É HORA DE PACIFICAR O DEBATE

As discussões entre ambientalistas e produtores rurais são das mais acirradas. Sem equilíbrio, os dois lados perdem


Santos, da Monsanto; Diniz, da Toca; e Mendonça de Barros, da MB Associados: é possível conciliar produção e conservação | Germano Lüders

Não é apenas na política que a polarização traz prejuízos ao Brasil. Entre produtores rurais e ativistas ambientais, o debate parece uma missão impossível. Mas, para que o país amplie a produção agrícola com o mínimo impacto no ambiente, ambos os lados terão de discutir em novas bases. “Os movimentos ambientalistas são muito agressivos ao dizer que a agricultura é predadora. Mas não olham para toda inteligência, desenvolvimento e importância social e estratégica do agronegócio. Temos de pacificar esse embate e achar pontos convergentes”, diz Alexandre Mendonça de Barros, sócio da consultoria MB Agro.

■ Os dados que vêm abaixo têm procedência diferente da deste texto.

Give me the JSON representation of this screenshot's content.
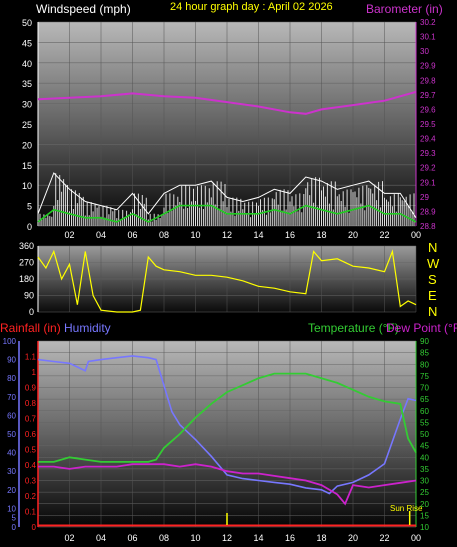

Por vezes, no calor do embate, esquece-se de que o Código Florestal brasileiro é referência mundial na preservação ambiental. Por aqui, 64% das terras são compostas de florestas ou reservas; 9%, de agricultura. Na Europa, somente 0,3% do território tem florestas e reservas. Ou seja, os produtores brasileiros podem se destacar na sustentabilidade. “É uma oportunidade de mostrar que é possível produzir alimento sem destruir a natureza”, diz Pedro Paulo Diniz, presidente da Fazenda da Toca, especializada em produtos orgânicos.

O apaziguamento da polarização pode trazer benefícios duradouros ao agronegócio, uma cadeia que gera 23% do produto interno bruto. O papel de mocinhos e bandidos, que cada lado atribui a si e ao outro, pode fazer sucesso nas redes sociais. Mas é um atraso para o Brasil.